Padres right-hander Nick Pivetta got the nod to start and dazzled early, striking out five Cubs hitters his first time through the lineup.

San Diego went down 1-2-3 to open the game, but a leadoff double by centerfielder Jackson Merrill set up a Xander Bogaerts double to left-center field to score the game’s first run. Bogaerts would advance to third on a throwing error by Pete Crow-Armstrong with no outs, but Cubs lefty Matthew Boyd escaped further damage.

Chicago couldn’t catch up to the high heat for four innings, striking out six times and recording just one hit by second baseman Nico Hoerner in the first inning.

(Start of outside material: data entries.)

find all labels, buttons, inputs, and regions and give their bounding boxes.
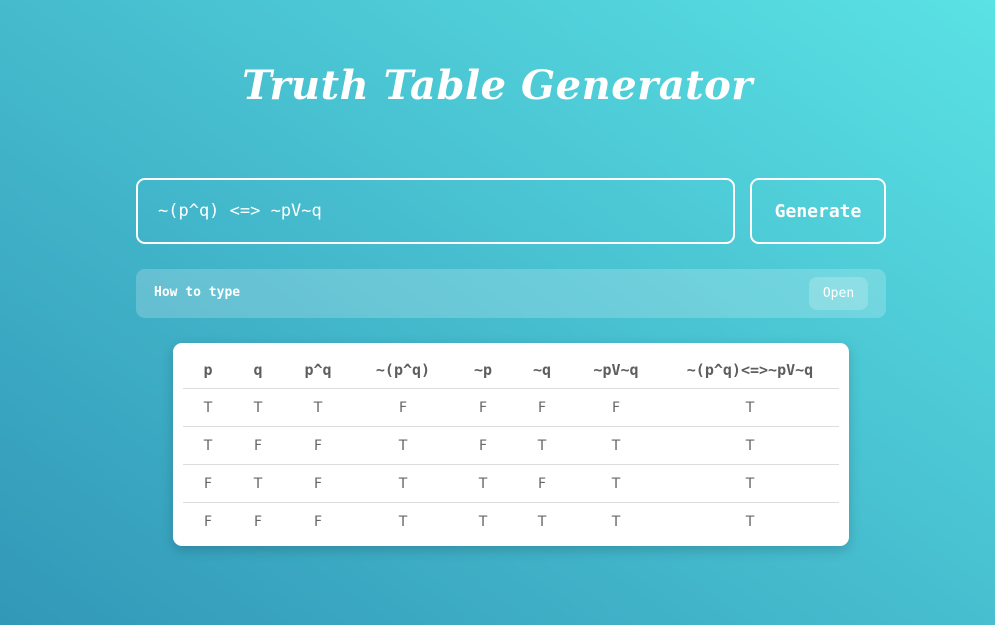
table-cell: T	[661, 464, 839, 503]
table-cell: F	[571, 388, 661, 427]
table-cell: T	[611, 513, 621, 530]
table-cell: T	[571, 426, 661, 465]
table-cell: F	[513, 464, 571, 503]
table-cell: F	[233, 426, 283, 465]
table-cell: F	[313, 513, 323, 530]
table-cell: T	[183, 426, 233, 465]
column-header: ~q	[513, 351, 571, 389]
table-cell: F	[253, 513, 263, 530]
table-row: T T T F F F F T	[183, 388, 839, 427]
column-header: ~p	[453, 351, 513, 389]
column-header: p^q	[283, 351, 353, 389]
table-cell: F	[513, 388, 571, 427]
table-row: F F F T T T T T	[183, 503, 839, 541]
table-cell: T	[453, 464, 513, 503]
table-cell: F	[453, 388, 513, 427]
table-cell: T	[233, 388, 283, 427]
column-header: ~pV~q	[571, 351, 661, 389]
table-cell: F	[283, 426, 353, 465]
table-cell: T	[353, 426, 453, 465]
table-cell: T	[283, 388, 353, 427]
table-cell: T	[183, 388, 233, 427]
table-cell: F	[203, 513, 213, 530]
column-header: q	[233, 351, 283, 389]
table-cell: T	[745, 513, 755, 530]
table-header-row: p q p^q ~(p^q) ~p ~q ~pV~q ~(p^q)<=>~pV~…	[183, 351, 839, 389]
table-cell: T	[661, 388, 839, 427]
truth-table-card: p q p^q ~(p^q) ~p ~q ~pV~q ~(p^q)<=>~pV~…	[173, 343, 849, 546]
how-to-type-label: How to type	[154, 285, 241, 300]
table-cell: T	[513, 426, 571, 465]
column-header: ~(p^q)	[353, 351, 453, 389]
expression-input[interactable]	[136, 178, 735, 244]
table-cell: F	[283, 464, 353, 503]
table-cell: F	[453, 426, 513, 465]
page-title: Truth Table Generator	[242, 62, 753, 109]
table-cell: T	[537, 513, 547, 530]
column-header: p	[183, 351, 233, 389]
table-cell: T	[478, 513, 488, 530]
table-row: T F F T F T T T	[183, 426, 839, 465]
how-to-type-panel[interactable]: How to type Open	[136, 269, 886, 318]
table-cell: T	[661, 426, 839, 465]
open-button[interactable]: Open	[809, 277, 868, 310]
table-cell: F	[183, 464, 233, 503]
generate-button[interactable]: Generate	[750, 178, 886, 244]
table-cell: T	[233, 464, 283, 503]
table-cell: T	[398, 513, 408, 530]
table-cell: T	[571, 464, 661, 503]
table-cell: T	[353, 464, 453, 503]
table-row: F T F T T F T T	[183, 464, 839, 503]
column-header: ~(p^q)<=>~pV~q	[661, 351, 839, 389]
table-cell: F	[353, 388, 453, 427]
truth-table: p q p^q ~(p^q) ~p ~q ~pV~q ~(p^q)<=>~pV~…	[183, 351, 839, 540]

That was until the fifth inning, when right fielder Seiya Suzuki demolished a 94 mile-per-hour fastball 424 feet to tie the game. Catcher Carson Kelly would go back-to-back with Suzuki, taking a 2-1 lead before Pivetta struck out the next three batters to end the inning and his outing.

Pivetta threw 85 pitches over five innings and allowed two runs on two hits. He struck out nine and didn’t walk a batter.

Boyd pitched 4.1 innings and exited after just 58 pitches. He allowed one run on four hits and struck out two batters with one walk.

The Padres bullpen was lights-out all season long, but lefty Adrian Morejon wasn’t sharp early in his outing. Chicago had runners on first and second base with no outs before left fielder Ian Happ grounded into a double play and designated hitter Kyle Tucker popped up the first pitch he saw.

The Cubs bullpen was flawless, not allowing a single runner to reach base over 4.2 innings and recording four strikeouts.

San Diego right-hander Mason Miller struck out the side in the seventh inning, keeping the deficit at one run before Hoerner hit a sac fly off of former Cub reliever Jeremiah Estrada in the eighth, providing the final dagger. San Diego went down relatively quietly against Brad Keller in the ninth.

Although the season is on the line Wednesday, San Diego still has a chance to come back and have done it before.

According to MLB.com’s AJ Cassavell, a team has rallied back from being down 0-1 in a best-of-three Wild Card Series twice in 20 attempts, with the 2020 Padres being one of them.

Righty Dylan Cease will look to keep the season alive for San Diego in Game 2. Right-handed reliever Andrew Kittredge, who pitched a scoreless inning in Game 1, will start Game 2 for Chicago.